While start-up funding took a dip in 2023, the same can’t be said about generative artificial intelligence (AI) start-ups, which attracted the lion’s share of venture capital (VC) investments.
This is based on insights from market research firm GlobalData, which show total VC funding for start-ups reached $224 billion as at 8 December. This is a 65% dip since 2021, when start-ups raised $655 billion.
However, generative AI (GenAI) start-ups raised $10 billion in venture capital, representing a 110% rise compared to $4.7 billion in 2021, says GlobalData.
Adarsh Jain, director of the financial markets team at GlobalData, comments: “The slowdown in start-up funding over the last couple of years − dubbed ‘start-up winter’ − was driven by rising interest rates, recessionary risks and the overall tough macro environment.
“Despite these challenges, GenAI start-ups raising record sums underscores the breakthrough nature of the technology, its widespread applicability and its power to transform entire sectors and industries.”
GlobalData notes that since the beginning of 2018, GenAI start-ups in the US have secured most of the funding with a 75% share ($16 billion), followed by Israel, Germany, France, the UK and China – which added another 15% share.
Early-stage start-ups formed 40% of all deal volumes, followed by seed stage with 37% of all deal volumes − meaning first-time funding of GenAI start-ups dominated start-up funding.
Jain notes: “GenAI start-ups are expected to continue to attract investment in 2024 and beyond because the technology is underpinned by solid drivers. For instance, apart from accelerating start-up funding, patenting activity in GenAI registered 85% CAGR over the last five years, as per GlobalData’s patent analytics.
“Companies across sectors are ramping up human capital by aggressively hiring talent around GenAI, reveals GlobalData job analytics. Companies are getting more vocal about their GenAI strategy in their filing documents, with 16x more mentions. From drug-development to spaceships, there is no sector which has not been touched by GenAI.”
The market research firm reveals investors are also responding with higher valuations for companies focused on GenAI capabilities. For instance, Google’s share price rose 5% a day after the company announced Gemini, its latest AI model.
“One reason to bet big on GenAI is the general-purpose nature of the technology which start-ups are using to solve diverse challenges,” says Jain.
“GenAI is one of the few technology innovations to have impacted the broad spectrum of industries in such a short time and is fundamentally well-placed to continue attracting investments well into 2024 and beyond.”
The Boston Consulting Group estimates GenAI will be a $60 billion global market by 2025, accounting for 30% of the total addressable market for AI in general.
In January, Microsoft announced a “multibillion-dollar” investment in OpenAI, the San Francisco-based start-up company that designed ChatGPT. The software giant made an initial $1 billion investment in OpenAI in 2019 and later in 2021.
According to GlobalData, other start-ups that raised funding in 2023 include Tomorrow.io, which raised $69 million to help build the world’s first weather and climate GenAI. Vectara raised $29 million to build a GenAI conversational search platform.

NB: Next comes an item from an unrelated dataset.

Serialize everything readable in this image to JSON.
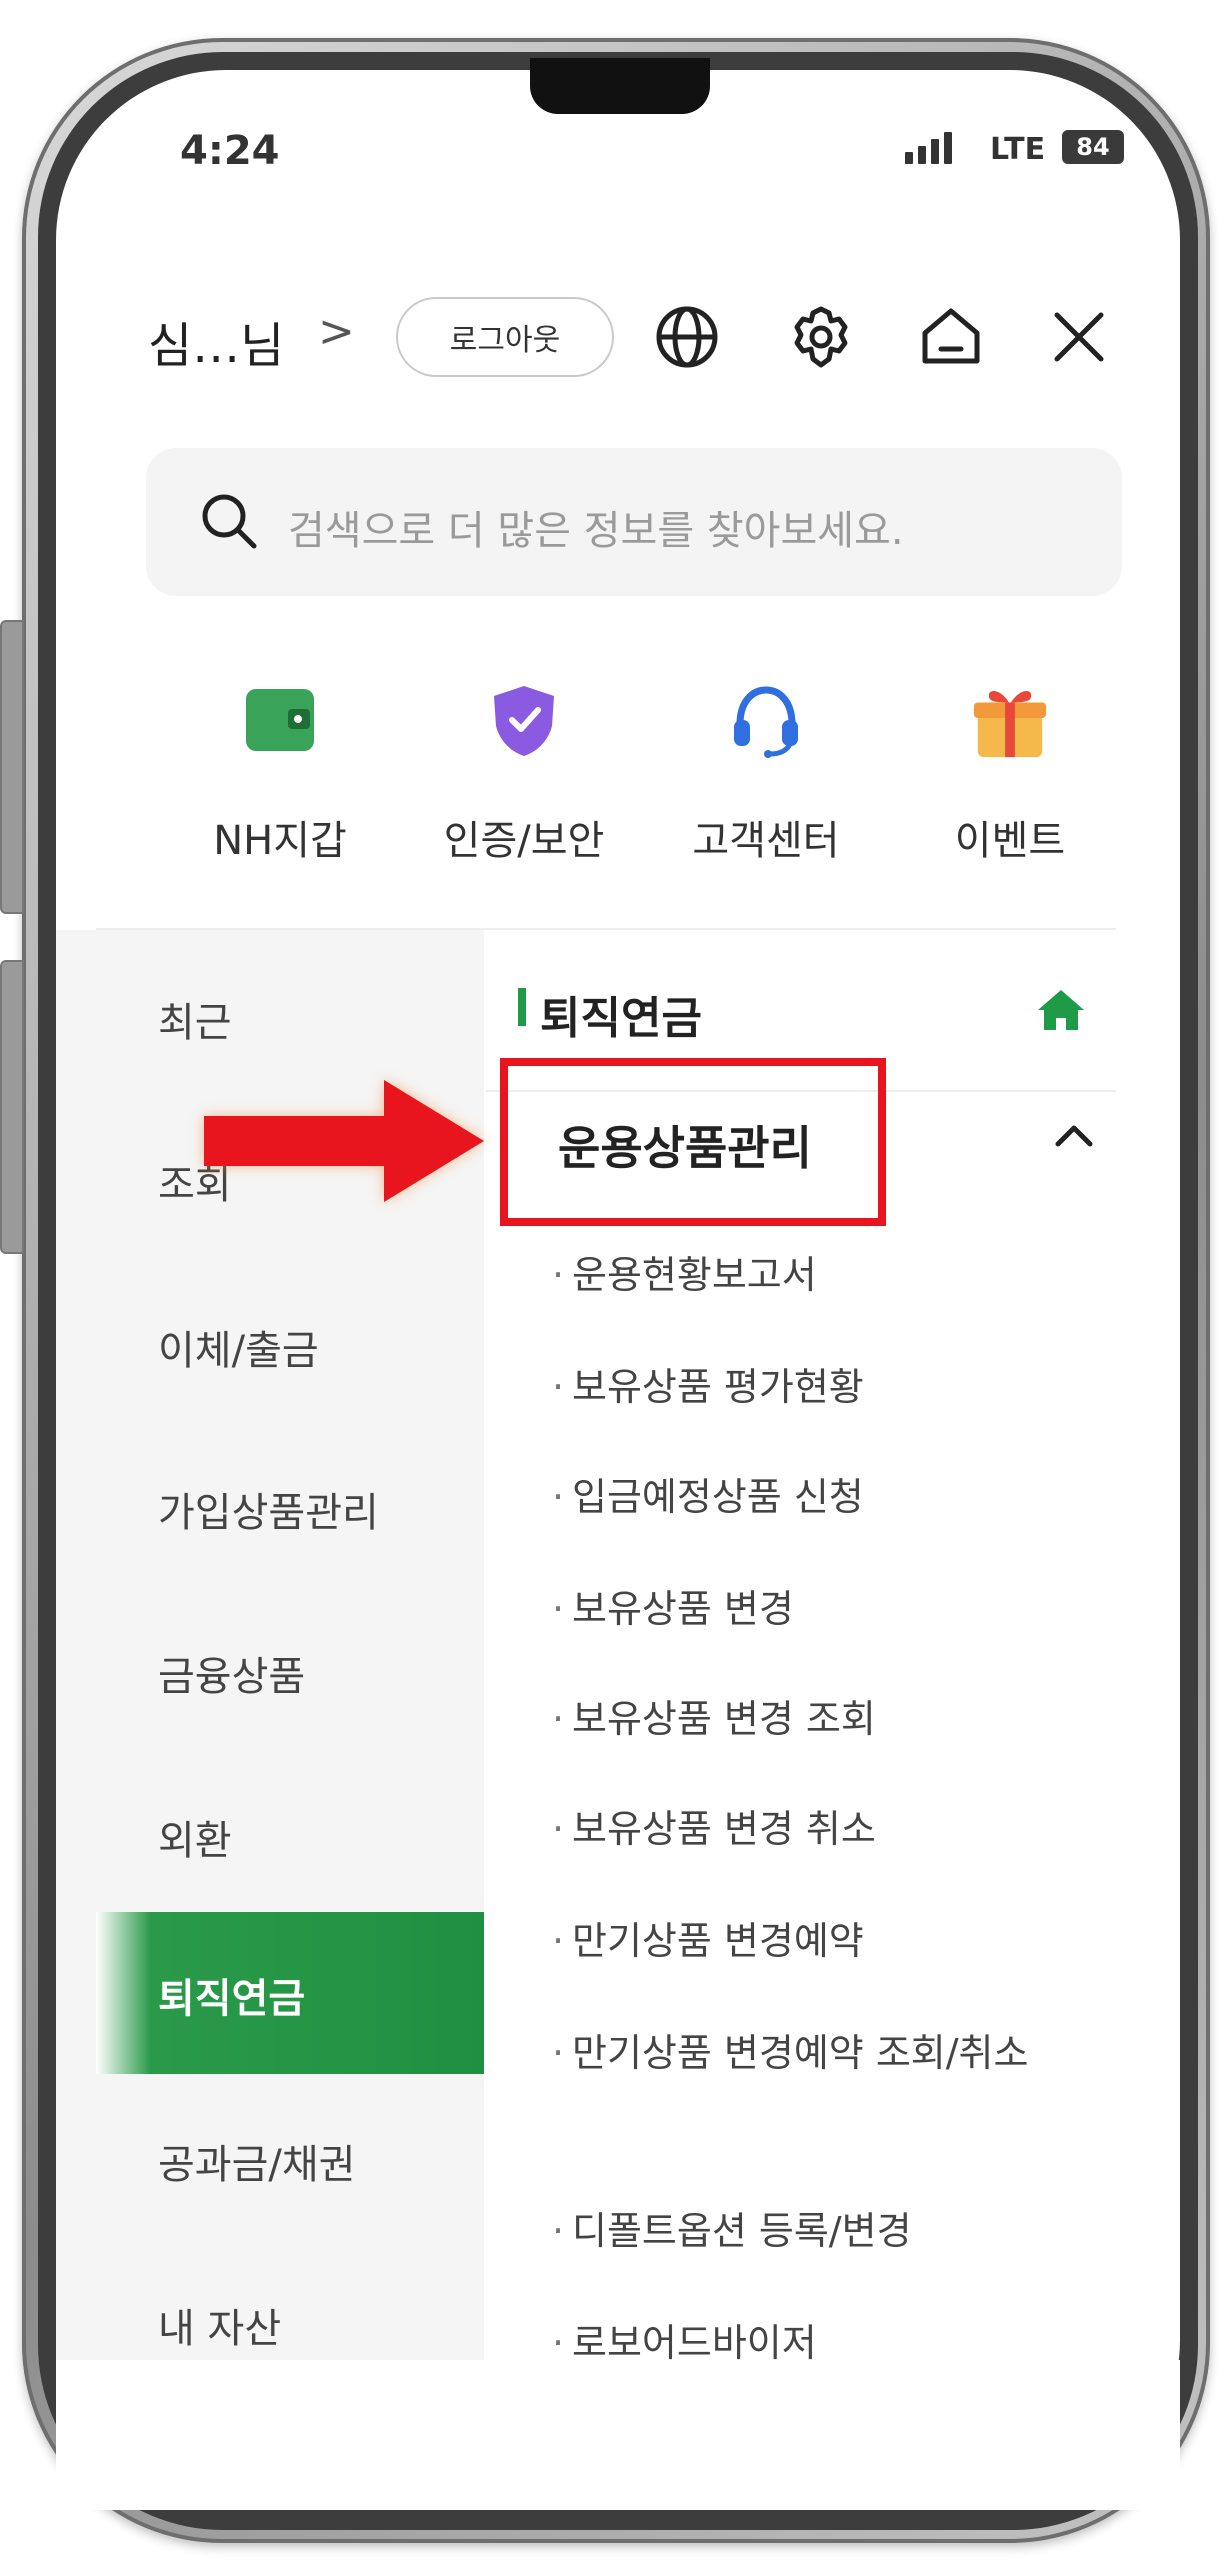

Anthropic raised $450 million to ensure safe, reliable and interpretable GenAI solutions.
Indian start-up Sarvam AI recently secured $41 million funding, a boost to its target of building GenAI solutions for India’s multitude of languages. Assembly AI, which raised $50 million in November, is leveraging GenAI to build a speech AI model using voice data.

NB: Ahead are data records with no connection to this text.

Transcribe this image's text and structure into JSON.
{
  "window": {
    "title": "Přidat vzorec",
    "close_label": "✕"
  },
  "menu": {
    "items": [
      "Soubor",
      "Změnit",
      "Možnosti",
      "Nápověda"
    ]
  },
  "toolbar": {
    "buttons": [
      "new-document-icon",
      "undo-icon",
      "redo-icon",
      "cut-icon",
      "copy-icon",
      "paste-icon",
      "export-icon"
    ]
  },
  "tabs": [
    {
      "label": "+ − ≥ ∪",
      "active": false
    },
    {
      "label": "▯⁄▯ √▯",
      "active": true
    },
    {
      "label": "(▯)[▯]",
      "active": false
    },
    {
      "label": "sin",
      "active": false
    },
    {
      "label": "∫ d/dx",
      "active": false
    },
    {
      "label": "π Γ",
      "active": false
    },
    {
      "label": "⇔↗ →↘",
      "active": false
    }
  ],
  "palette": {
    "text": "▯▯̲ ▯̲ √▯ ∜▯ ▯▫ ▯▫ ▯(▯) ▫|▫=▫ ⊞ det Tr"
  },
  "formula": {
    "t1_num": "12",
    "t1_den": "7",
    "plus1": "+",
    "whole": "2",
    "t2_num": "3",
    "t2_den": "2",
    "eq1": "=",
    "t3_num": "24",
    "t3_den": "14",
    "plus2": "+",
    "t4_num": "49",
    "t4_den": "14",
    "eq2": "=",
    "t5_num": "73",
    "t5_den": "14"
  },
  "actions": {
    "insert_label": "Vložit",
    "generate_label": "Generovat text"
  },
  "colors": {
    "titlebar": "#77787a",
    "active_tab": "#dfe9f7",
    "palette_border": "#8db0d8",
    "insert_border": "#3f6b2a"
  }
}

On the local front, Lelapa AI reportedly raised $2.5 million in funding, backed by the Mozilla Foundation and Atlantica Ventures.
Lelapa AI last month launched the beta version of its Vulavula natural language model solution. Vulavula transcribes and analyses English, Afrikaans, isiZulu and Sesotho using AI.

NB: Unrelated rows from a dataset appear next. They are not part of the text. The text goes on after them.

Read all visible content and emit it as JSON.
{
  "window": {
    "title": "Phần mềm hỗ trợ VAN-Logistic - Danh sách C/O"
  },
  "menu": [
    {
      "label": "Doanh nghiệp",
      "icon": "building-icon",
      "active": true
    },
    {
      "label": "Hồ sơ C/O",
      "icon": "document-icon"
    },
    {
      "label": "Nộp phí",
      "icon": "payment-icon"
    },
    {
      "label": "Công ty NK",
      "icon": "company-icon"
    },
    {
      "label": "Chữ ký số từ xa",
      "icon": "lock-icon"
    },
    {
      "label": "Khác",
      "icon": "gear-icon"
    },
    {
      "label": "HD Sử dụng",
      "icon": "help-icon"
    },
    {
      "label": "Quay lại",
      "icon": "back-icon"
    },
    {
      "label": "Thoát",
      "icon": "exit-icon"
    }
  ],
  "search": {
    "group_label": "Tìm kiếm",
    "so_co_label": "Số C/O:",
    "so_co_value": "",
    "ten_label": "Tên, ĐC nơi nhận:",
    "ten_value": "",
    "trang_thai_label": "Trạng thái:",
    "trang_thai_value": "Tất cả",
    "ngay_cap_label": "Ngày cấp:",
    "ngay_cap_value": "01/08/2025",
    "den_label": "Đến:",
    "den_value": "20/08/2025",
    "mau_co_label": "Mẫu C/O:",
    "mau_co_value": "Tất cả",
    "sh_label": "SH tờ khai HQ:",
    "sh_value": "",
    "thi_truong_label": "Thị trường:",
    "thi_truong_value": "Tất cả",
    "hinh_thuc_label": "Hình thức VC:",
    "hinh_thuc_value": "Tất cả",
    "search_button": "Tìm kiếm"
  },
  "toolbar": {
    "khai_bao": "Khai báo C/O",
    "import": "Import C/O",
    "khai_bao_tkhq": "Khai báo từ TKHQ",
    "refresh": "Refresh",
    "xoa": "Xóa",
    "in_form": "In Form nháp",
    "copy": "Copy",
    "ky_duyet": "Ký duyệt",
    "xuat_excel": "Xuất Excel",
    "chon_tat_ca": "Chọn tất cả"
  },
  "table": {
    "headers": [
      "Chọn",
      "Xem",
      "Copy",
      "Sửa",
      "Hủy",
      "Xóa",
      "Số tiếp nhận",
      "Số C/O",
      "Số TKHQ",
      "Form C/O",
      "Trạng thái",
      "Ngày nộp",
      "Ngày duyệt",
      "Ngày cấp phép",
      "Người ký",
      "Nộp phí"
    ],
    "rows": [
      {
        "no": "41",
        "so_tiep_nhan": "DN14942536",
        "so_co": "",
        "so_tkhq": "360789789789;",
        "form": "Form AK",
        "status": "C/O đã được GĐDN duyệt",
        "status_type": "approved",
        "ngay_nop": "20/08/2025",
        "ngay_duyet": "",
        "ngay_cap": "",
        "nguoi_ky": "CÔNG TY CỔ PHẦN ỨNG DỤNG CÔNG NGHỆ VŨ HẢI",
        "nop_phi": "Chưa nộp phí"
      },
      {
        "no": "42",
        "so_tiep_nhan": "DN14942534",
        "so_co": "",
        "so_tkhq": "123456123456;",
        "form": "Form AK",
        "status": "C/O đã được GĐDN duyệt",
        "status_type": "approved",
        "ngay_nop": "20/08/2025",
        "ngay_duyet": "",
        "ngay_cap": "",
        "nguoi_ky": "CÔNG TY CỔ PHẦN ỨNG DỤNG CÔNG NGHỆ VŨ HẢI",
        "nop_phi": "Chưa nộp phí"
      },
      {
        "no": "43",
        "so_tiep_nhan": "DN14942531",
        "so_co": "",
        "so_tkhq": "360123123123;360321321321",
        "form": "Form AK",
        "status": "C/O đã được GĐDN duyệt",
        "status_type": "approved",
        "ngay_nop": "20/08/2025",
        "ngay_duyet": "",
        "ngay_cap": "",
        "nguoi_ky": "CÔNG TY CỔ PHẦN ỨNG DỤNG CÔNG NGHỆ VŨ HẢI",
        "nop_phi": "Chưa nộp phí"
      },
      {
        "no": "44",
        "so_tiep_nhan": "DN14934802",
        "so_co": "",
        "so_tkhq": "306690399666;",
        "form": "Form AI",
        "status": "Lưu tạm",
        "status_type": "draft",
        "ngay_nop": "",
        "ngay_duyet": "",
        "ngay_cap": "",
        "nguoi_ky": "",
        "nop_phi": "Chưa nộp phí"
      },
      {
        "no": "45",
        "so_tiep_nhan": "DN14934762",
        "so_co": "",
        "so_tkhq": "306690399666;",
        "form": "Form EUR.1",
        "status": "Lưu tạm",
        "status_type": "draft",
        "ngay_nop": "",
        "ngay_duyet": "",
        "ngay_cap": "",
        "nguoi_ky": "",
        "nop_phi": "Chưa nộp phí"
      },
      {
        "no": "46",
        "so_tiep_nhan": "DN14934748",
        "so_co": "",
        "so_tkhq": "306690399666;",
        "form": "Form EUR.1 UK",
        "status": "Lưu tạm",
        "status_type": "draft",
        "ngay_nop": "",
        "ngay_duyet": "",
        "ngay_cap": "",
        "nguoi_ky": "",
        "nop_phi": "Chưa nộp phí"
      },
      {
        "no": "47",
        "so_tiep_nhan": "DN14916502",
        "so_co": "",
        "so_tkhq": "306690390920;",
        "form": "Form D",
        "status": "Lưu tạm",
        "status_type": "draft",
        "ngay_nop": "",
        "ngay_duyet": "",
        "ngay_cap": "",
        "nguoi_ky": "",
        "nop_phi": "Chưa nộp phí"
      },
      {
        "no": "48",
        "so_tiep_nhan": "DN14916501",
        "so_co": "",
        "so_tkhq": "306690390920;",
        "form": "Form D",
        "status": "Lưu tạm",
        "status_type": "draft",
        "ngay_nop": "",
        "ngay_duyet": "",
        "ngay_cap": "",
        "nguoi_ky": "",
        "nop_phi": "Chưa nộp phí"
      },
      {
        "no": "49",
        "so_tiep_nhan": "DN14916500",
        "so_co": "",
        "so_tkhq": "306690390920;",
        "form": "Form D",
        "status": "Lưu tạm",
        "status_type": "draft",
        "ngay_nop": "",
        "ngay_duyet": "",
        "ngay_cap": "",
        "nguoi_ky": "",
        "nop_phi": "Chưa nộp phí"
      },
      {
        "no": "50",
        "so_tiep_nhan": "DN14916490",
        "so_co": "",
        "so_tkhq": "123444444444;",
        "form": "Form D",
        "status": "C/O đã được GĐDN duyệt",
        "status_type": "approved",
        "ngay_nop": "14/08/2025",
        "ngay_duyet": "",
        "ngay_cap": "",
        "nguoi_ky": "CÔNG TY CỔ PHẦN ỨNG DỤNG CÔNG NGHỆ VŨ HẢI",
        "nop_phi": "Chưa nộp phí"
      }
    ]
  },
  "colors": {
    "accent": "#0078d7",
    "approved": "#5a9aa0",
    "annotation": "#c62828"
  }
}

Speaking to ITWeb earlier this year, Lelapa AI co-founder and CEO Pelonomi Moiloa explained the start-up was founded out of the need to address how AI can be used for solutions and applications from an African lens.
“Vulavula is a language technology-as-a-service, focusing on under-represented languages (specifically South African languages), through text and voice technologies,” she said at the time.
“Despite 90% of the internet being in English, only one in 10 South Africans speak English at home. Languages represent culture and people, and it’s imperative that people from across the world are supported by technology.”